So, what's to be done with Klong Dan?

Bangkok Post 9 July 2008


By Ploenpote Atthakor

It's been nearly two decades since the graft-ridden, 23-billion-baht Klong Dan wastewater treatment project was abandoned and a group of politicians, their associates and state officials ordered to undergo trial in court. There remains the question: what to do with the doomed project, which is now literally a monument of graft?

As the Supreme Court is to hand down a verdict today on Vatana Asavahame, deciding the fate of the veteran politician who is now president of Puea Pandin party, for his role in the purchase of land for the plant, the fate of the Klong Dan project is still unclear.

The mammoth wastewater treatment project, situated on 1,900 rai of land in Samut Prakan province, was over 90% complete when fierce protests by local environmentalists who complained against possible impact on the coastal ecology and irregularities during the land procurement and construction process, brought everything to a halt and generated one of the country's biggest corruption scandals. For this reason many people, including Natural Resources and Environment Minister Anongwan Thepsutin, want to revive the project and put it to good use after it is eventually completed. The ministry in 2004 commissioned a consultancy firm, Black & Veatch Co, to study the possibility of the project's revival. Although the results of the study were never made public, the consultant firm appears to have come up with a very positive answer.

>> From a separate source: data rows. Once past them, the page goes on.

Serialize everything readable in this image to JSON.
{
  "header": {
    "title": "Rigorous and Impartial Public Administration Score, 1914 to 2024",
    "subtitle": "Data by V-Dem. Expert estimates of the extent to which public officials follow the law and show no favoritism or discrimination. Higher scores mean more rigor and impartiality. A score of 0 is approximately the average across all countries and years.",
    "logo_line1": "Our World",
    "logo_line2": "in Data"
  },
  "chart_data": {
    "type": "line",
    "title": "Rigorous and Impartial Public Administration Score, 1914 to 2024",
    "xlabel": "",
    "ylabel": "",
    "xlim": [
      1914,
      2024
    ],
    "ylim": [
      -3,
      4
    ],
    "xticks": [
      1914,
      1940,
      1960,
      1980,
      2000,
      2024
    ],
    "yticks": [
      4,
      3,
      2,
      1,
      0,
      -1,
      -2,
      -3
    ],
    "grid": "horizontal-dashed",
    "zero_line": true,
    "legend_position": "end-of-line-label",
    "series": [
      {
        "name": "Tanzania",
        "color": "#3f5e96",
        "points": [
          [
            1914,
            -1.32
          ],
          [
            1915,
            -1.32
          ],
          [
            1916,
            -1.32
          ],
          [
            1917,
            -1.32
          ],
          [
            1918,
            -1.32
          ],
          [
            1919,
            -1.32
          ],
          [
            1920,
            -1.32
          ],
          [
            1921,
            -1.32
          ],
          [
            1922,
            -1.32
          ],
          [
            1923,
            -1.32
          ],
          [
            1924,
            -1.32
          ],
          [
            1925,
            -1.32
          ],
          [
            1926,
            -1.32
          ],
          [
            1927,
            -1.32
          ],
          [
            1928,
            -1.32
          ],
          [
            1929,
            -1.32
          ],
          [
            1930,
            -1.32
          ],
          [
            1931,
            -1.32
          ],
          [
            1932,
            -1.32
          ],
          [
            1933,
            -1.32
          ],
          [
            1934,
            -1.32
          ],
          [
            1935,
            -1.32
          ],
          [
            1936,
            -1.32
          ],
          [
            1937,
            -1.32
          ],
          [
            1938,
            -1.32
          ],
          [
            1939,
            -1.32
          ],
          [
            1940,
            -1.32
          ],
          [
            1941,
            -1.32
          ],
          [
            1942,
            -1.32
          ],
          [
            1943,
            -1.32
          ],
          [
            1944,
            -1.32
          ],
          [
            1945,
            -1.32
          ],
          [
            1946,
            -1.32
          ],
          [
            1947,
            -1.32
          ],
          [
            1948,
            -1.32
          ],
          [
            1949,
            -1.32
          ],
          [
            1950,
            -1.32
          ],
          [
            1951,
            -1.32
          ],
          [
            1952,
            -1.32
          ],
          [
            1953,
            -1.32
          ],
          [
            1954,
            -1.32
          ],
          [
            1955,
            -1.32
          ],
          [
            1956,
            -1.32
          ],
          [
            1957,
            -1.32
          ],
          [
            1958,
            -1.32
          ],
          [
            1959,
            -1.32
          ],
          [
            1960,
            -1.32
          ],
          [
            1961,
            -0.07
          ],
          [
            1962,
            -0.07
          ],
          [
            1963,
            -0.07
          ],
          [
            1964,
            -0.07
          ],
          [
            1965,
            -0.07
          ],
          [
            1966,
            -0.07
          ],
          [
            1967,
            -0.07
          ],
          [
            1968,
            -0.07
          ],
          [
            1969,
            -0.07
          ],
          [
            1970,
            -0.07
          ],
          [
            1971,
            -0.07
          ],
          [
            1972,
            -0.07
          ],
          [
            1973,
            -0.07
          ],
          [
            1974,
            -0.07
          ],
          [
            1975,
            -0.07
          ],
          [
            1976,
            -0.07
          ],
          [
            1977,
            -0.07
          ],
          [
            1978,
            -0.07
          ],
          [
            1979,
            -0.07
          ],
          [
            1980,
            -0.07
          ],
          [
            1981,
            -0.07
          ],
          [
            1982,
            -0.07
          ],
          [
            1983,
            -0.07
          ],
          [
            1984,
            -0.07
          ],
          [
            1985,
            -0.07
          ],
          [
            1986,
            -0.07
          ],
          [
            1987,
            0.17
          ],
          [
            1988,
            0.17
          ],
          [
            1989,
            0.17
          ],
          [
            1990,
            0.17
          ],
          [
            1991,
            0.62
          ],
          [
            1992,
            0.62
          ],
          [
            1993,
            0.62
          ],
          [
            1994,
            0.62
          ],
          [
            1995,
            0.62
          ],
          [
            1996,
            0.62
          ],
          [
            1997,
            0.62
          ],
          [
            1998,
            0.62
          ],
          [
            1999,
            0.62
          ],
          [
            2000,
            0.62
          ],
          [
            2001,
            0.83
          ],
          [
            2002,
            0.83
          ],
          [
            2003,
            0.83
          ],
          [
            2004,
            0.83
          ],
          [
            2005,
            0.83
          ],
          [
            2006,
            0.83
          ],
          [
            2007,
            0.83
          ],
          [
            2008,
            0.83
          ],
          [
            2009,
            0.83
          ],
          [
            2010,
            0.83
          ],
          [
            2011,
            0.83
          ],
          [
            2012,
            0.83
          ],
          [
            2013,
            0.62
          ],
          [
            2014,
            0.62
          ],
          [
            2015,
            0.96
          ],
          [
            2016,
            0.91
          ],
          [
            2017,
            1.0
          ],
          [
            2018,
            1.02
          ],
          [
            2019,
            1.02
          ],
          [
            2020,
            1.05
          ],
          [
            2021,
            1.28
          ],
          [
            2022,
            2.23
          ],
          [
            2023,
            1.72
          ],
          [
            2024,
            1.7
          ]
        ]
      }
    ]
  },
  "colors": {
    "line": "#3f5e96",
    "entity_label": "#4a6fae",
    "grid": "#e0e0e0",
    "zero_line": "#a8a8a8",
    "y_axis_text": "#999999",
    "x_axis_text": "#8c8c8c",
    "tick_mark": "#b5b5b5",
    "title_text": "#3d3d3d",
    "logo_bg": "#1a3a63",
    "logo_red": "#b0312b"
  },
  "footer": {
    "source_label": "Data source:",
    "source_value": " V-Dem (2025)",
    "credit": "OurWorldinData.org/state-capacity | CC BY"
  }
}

In her drive to revive the project, Mrs Anongwan is said to be preparing to hire a new firm to follow up on the Black & Veatch study. A senior official at the Pollution Control Department, the responsible agency, expressed confidence that a conclusion should be reached by the end of this year.

Obviously, the major reason for Mrs Anongwan's revival move is that the 23-billion-baht sum of money already invested should not just be thrown away. The minister may innocently believe that the project should no longer be suspended once those in the wrong (just some of them, actually) are punished.

Sounds very reasonable, doesn't it?

But that may not necessarily be the case regarding the Klong Dan project, for its revival would not just lead to new problems, it would also revive the old, unresolved ones.

Mrs Anongwan did not say how much money the ministry would need to fix - and probably replace - equipment in the plant that has been left in a sorry state, to make the project workable. Surely it will be a big sum and it is not yet clear if the investment will be worth it.

The revival option appears not to properly address the environmental impact of the project - another key reason which ran it into the ground in the first place.

And what about the operational costs? In particular, the cost of fuel for water pumps, which is said to be quite high?

While making the Klong Dan plant recommissioning proposal, the minister and bureaucrats simply dismissed a call from the locals that the site be re-designed as a centre for the study of marine creatures. Like in many cases, they simply failed to learn from past mistakes in order to avoid repetition. They know well that the Klong Dan scandal will fade from public memory before long.

But should we let that happen? I think not.

If we have no better idea what to do with the doomed project, what about turning it into a public learning place - a museum or monument? Turn the site into a place that raises public knowledge about graft and corruption. We have to admit that while we are never lacking in cases that prove our society is riddled with corruption, and at times someone may be caught while many others remain free, people in society hardly ever learn their lesson. That is why the problems keep recurring.

Too expensive? Perhaps. But that kind of learning place is necessary, especially if we take into account a series of poll surveys which indicate an increase in tolerance among people, mostly youngsters, towards corruption committed by politicians.

To prevent such a horrible trend, we will have to equip them with tangible knowledge. To this end, a museum on graft can be a possible choice.

Ploenpote Atthakor is Deputy News Editor, Bangkok Post.